Chromebook/Google Hardware Capabilites Question

  • Moderator

    Not really a feature request, more of a probing question. Can someone describe any and all capabilities FOG has with Chromebooks if any? This could be construed as a stupid question, but like I said, just probing. The reason I ask is our district is moving to more Chromebooks for students (eventually a 1 to 1 program). I know and trust FOG and it would be great if there was a way to automatically register them with our network and Google Console. I know FOG has been embraced by school districts as the largest demographic, and the climate at both districts I have worked at has been that Google is the future. GAFE, chromebooks, chrome bases, etc. Feel free to be blunt with me, if this isn’t the direction FOG is going, no love lost.

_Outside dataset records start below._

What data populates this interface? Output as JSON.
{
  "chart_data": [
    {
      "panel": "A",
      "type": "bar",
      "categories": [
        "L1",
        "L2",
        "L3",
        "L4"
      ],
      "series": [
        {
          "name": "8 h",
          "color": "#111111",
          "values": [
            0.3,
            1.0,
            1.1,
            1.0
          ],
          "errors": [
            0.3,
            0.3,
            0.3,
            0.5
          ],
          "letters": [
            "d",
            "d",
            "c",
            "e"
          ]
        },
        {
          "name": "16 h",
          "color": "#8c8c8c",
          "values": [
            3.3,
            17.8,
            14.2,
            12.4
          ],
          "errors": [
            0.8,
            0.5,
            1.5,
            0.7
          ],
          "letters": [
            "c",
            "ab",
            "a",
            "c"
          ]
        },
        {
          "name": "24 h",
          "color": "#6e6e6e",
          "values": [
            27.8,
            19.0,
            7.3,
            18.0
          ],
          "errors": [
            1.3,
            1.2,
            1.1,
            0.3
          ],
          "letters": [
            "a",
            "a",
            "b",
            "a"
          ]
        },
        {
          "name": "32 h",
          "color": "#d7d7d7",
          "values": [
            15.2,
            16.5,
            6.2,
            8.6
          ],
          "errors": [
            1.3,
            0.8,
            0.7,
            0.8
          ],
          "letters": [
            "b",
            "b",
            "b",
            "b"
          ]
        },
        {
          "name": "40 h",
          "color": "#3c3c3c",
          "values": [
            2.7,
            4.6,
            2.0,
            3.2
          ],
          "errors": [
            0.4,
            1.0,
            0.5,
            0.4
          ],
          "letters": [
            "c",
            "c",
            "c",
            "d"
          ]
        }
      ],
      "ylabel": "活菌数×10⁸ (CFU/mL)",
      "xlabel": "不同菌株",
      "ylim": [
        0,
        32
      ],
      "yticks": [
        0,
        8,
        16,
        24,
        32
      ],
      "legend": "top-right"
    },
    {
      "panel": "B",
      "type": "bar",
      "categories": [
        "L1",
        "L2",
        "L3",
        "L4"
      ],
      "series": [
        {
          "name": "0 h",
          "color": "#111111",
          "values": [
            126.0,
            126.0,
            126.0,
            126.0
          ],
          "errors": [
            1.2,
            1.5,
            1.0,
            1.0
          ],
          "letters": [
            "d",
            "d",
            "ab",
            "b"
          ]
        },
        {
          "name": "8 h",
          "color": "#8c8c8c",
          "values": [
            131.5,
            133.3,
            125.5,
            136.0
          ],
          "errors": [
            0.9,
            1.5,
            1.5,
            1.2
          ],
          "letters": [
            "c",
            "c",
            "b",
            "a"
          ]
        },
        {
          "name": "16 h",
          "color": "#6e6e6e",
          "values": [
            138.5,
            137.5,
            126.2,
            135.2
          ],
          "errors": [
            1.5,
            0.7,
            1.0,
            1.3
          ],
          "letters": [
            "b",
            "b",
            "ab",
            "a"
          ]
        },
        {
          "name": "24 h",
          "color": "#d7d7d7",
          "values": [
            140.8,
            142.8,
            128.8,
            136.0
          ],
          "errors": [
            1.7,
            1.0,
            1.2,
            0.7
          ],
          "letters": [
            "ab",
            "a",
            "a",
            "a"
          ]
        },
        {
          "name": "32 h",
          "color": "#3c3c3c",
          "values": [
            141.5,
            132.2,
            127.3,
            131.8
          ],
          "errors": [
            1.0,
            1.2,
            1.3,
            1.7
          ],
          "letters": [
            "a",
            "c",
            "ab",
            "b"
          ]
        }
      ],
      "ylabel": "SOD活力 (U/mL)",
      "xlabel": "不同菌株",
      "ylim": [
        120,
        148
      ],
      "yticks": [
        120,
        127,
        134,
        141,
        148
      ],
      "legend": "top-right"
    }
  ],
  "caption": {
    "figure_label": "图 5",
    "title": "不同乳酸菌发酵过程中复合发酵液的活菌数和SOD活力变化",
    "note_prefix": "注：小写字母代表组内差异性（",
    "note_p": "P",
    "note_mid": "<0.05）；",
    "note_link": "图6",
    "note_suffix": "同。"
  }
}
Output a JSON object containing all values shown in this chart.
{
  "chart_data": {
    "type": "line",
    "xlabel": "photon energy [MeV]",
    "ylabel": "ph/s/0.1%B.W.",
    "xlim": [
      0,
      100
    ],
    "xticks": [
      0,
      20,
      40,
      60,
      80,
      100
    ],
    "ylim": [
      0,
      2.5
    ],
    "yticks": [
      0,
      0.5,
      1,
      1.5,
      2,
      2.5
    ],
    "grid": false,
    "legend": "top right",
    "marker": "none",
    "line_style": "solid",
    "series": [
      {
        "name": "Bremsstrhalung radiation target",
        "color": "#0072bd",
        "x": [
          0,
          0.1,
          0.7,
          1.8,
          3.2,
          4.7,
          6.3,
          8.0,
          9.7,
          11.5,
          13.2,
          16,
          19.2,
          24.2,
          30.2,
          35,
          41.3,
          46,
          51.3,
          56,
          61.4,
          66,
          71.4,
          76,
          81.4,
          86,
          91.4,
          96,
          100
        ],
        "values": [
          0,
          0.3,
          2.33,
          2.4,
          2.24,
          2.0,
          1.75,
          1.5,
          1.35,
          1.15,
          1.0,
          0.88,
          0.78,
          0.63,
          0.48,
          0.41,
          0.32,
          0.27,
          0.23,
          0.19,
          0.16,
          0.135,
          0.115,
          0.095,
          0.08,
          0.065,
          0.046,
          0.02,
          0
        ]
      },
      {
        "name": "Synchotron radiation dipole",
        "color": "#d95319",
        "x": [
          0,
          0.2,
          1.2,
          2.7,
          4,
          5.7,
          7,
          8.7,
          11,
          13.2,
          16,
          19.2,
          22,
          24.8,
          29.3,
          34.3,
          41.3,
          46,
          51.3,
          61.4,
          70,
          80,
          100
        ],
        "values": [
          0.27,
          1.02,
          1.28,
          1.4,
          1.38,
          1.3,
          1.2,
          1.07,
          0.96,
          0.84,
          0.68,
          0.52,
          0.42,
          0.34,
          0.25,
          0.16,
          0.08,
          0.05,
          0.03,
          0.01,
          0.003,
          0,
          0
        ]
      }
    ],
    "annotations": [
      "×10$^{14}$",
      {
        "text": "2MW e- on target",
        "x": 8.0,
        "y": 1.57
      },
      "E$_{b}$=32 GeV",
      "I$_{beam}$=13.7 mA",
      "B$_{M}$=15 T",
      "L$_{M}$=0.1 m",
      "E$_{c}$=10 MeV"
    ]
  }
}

We will still have plenty of PC’s in our district for the foreseeable future.


  • @fry_p My department manually enrolls over 1K Chromebooks about every semester.

    That easy compared to putting the carts for them together and wiring them, figuring 30 power adapters in a space the size of a mini-fridge. If it’s not done thoughtfully, the carts will be completely destroyed by usage - cables strung everywhere. Sometimes we use 100 zip ties per cart.

  • Moderator

    said in Chromebook/Google Hardware Capabilites Question:

    register them with our network and Google Console

    Understand I don’t have a clue about chromebook management so take this with that understanding…

    First you can get FOG to capture/deploy these chromebooks as long as they are on r41 or newer. You will just have to make an iPXE usb boot stick. From there you can pxe boot into the fog menu and do your business.

    On the chromebook registration I’ve found two documents.

    And it appears that google does have some APIs that you can call.

    If you can find the right API, you can call them with a fog post install script assuming you can collect the information needed in the post install script.

  • Moderator

    Thanks everybody for your thoughts. We rely heavily on the Google Admin Console, so I think we are going to do it the old fashioned way for now. We will also pay for the White Glove on them for the time being. I did hear about an interesting method for automation of the registration to google console and wifi. There are USB devices called “rubber ducky” sticks. They are keystroke injectors that if used for the powers of good, can help you. Theoretically, once you capture the desired clicks and keys, you can plug it into chromebooks and the process will be replicated. They run for about 50 bucks a piece, so we may get 5 or so to save white glove money in the future.

  • @fry_p

    We have Chromebooks in our district. 120 of them. We are putting all of these into service this coming Fall. That said, we are new to using FOG too. We did a small test in our district with 40 of them this past Spring. It went so well that we decided to obviously move forward.

    That said, Google has a great management console that allows you to control what is on them all from a web gui within their Google Account framework. They offer a management console that allows you to control printers and apps along with many many other things. We did opt to pay the 5 dollar per unit fee to use those features. It’s well well worth the money. Unlike Microsoft that licence carries over even if the chromebook gets destroyed or lost.

    Hope that helps.



  • Moderator

    @Wayne-Workman Great find.

    It looks like Chrome OS r41 (as noted as a requirement in the linked article) was released in Mar 2016 so it should be available on new Chrome books (said never touching a chrome book). So it looks like the OP is one step closer to getting what is needed. The next issue is to determine firmware mode bios/uefi and then if/when booting from a usb drive, see if the nonvolatile storage is enabled to update/change.

  • Moderator

    @Tom-Elliott You are right I forgot about no pxe booting. But we do have 2 solutions for systems that don’t have pxe booting capabilities, but they do rely on being able to boot from usb flash media. It would be interesting to know if the F10/F12 keys will bring the prebooting computer into a boot menu. Unless they load the hard drive outside of the system, they need to be able to boot the chromebook through some other method when building the darn thing.

  • Theoretically FOG will work on chromebooks, but chromebooks do not have a means to boot across PXE. There’s no “BIOS” persay so there’s no simple way to boot via other means. You can try a USB Flash drive to see if it can even be booted to iPXE/FOS though, but I suspect this will not work.

  • Moderator

    First let me say I don’t have a clue about chrome books.

    With that said, if they are Intel x86 compatible and are supported by the linux kernel then FOG should be able to image them correctly. If I remember right chrome uses ext2 formatted disks so that shouldn’t be a problem for linux. Chrome is a customized form of linux so you should be OK there too.

    What I don’t know, what are the steps required to register these chrome books in the Google console. I would say if there is a way to do it with linux then you can process that request in a FOG power download script. Where you would call a magical linux application or bash script to register the device with the Google Console. On the surface it would seem possible.

    I know I’ve seen other posts in the FOG forums where people have successfully imaged them with FOG.